Disiplin konusunda ikinci nokta da Amerika’da yaşamamız ve değişik kültürleri gözlüyor olmamızın ebeveynlik tarzımızı belirlerken büyük avantaj sağlaması. Şimdi her kültürün çocuk yetiştirme tarzına girerek konuyu uzatmayacağım. Sadece standart bir Amerikan ailesinden örnek vereceğim. Televizyon programlarında, filmlerde Amerikan ailesinin son derece geniş olduğu ve bu nedenle disiplinden uzak, sorunlu çocuklar yetiştirdikleri gibi bir izlenim doğuyor. Her konuda olduğu gibi bu konuda da istisnalar elbette olabilir. Ancak magazin ortamından uzakta yaşayan sıradan bir Amerikalı aile çocuğuna dengeli bir disiplin veriyor. Çocuklar küçük yaştan itibaren kendi işini gören, bağımsız bireyler olarak yetiştiriliyor.

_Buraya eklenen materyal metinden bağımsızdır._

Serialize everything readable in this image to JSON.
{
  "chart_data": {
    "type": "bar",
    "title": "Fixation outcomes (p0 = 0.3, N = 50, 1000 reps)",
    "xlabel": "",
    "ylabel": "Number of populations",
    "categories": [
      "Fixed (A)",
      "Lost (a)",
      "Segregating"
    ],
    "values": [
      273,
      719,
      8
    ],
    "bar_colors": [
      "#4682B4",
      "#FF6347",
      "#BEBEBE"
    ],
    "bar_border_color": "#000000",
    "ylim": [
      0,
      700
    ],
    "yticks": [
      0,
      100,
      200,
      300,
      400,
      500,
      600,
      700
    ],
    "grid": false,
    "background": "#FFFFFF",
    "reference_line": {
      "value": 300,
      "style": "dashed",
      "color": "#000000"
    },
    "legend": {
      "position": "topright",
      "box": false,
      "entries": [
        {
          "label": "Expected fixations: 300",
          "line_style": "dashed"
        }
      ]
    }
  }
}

Ancak sınırları da gayet güzel öğretiliyor. Can’ı büyütürken, değişik kültürlerde gördüğümüz güzel uygulamalar da bize bir rehber oluyor. Bunları kendi kültürümüzün faydalı yönleriyle harmanlayıp, bir denge bulmaya çalışıyoruz.

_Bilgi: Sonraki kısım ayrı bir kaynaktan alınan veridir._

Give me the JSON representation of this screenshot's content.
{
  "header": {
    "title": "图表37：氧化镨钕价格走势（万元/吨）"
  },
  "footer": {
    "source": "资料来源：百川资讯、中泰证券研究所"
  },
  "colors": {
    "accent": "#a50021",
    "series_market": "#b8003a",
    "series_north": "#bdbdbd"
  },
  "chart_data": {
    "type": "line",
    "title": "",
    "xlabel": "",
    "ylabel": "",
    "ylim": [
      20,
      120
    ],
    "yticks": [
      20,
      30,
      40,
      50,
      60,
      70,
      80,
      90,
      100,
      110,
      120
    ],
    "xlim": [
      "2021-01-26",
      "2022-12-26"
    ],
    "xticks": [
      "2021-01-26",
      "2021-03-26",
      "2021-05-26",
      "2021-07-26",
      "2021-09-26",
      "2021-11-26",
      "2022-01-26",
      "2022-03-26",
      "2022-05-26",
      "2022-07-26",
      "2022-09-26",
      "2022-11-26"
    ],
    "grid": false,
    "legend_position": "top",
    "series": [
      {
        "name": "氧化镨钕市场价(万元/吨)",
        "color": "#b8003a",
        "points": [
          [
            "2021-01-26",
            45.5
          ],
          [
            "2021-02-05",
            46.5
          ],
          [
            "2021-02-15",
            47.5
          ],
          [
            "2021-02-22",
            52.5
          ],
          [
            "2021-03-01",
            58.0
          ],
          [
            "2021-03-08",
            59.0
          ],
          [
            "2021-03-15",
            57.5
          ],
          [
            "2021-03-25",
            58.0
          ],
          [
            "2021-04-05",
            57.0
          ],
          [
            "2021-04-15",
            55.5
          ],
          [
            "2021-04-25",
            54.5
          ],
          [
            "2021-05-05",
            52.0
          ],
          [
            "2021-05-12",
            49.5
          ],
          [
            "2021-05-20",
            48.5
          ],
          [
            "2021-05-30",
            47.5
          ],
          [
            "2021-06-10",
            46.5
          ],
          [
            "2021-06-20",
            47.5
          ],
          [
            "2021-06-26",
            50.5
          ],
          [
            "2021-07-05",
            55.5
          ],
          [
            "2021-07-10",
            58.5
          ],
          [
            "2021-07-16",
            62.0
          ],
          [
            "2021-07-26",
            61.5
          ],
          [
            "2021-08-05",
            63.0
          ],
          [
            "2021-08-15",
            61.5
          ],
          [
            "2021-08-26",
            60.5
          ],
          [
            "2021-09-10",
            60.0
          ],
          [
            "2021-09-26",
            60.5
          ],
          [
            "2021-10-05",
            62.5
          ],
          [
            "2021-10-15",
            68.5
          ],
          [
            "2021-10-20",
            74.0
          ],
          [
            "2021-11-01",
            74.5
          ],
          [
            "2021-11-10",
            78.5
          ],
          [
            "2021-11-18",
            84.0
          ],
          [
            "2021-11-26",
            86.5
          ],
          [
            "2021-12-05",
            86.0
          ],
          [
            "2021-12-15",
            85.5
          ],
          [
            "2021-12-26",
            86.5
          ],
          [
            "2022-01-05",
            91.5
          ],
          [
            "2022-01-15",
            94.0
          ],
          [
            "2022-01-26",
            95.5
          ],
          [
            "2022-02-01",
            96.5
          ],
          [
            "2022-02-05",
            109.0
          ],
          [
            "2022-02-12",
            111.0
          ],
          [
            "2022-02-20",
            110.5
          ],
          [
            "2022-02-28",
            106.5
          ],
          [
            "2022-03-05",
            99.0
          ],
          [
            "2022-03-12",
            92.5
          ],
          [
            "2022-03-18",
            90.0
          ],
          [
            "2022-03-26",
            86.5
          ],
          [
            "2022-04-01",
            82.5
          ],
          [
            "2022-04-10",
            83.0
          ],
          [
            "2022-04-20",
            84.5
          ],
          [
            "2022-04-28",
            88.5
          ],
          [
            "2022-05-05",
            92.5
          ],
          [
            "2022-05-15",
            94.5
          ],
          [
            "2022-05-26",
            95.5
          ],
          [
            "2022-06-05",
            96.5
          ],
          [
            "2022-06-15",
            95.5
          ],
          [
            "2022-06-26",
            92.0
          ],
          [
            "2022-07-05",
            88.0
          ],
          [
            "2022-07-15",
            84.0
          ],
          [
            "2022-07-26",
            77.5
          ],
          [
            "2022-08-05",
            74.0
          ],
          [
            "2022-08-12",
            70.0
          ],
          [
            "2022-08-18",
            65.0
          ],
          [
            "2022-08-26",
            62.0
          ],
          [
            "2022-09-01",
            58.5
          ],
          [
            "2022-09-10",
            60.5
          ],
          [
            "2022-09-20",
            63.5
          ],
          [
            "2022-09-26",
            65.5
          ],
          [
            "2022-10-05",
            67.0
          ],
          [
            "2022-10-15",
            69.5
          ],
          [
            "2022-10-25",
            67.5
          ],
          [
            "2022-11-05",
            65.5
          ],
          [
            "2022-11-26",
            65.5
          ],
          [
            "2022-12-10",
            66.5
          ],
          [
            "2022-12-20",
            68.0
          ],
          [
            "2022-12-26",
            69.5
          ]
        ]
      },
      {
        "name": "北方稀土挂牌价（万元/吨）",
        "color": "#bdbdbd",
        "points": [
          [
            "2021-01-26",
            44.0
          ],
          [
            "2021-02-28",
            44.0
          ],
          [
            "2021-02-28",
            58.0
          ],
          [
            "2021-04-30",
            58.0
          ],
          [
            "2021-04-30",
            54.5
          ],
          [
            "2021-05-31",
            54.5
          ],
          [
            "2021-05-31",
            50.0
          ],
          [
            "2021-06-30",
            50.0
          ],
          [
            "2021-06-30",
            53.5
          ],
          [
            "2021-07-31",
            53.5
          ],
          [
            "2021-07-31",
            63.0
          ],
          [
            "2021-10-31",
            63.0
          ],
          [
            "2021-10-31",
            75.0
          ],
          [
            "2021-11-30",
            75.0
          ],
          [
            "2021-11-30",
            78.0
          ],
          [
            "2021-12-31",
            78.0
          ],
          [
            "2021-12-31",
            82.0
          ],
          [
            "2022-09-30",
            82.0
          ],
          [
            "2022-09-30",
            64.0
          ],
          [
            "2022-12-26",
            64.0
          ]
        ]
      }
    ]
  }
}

Her ne kadar ana hatlarıyla yukarıda bahsettiğimiz disiplin yöntemlerini uygulasak da, bazen istisnalar olmuyor değil. Kimi zaman öyle anlar geliyor ki, çocuğun belli bir şekilde davranması daha çok işimize geldiği için, normal zamanda yapmadığımız bir şeyi yapıveriyoruz. O an için geçici bir rahatlık elde ediyoruz, ama, daha sonra çocuk bu davranışı sürdürmek istiyor. Olmadık zamanda verdiğimiz esneklik, dönüp yine bizim başınızı ağrıtıyor. Bu nedenle çok fazla istisna yapılmamasında fayda var. Mesela Can’ın bir kere gözlüğümü eline almasına izin vermiştim. Sonra sürekli istemeye başladı. Hayır deyince de kıyametler kopuyordu. Bu durum geçenlerde hızla gözlüğümü çekerek kırmasıyla sonuçlandı. Kendim ettim, kendim buldum. Yapacak birşey yok.
Can yavaş yavaş “terrible two” denilen ikinci yaş dönemine yaklaşıyor Onun kendini ispatlama, kişiliğini bulma çabaları başlarken, ebeveyn olarak bizi de büyük bir imtihan bekliyor. Acaba istediğimiz disiplin standartlarını devam ettirebilecek miyiz? Aşırı rahatlık ve fazla korumacılık uçlarına kaymadan, ahenkli bir dansla oğlumuzu büyütebilecek miyiz? Bunu zaman gösterecek. Umarım yüzümüz kara çıkmaz. Umarım Can dengeli, mutlu ve bağımsız bir birey olur.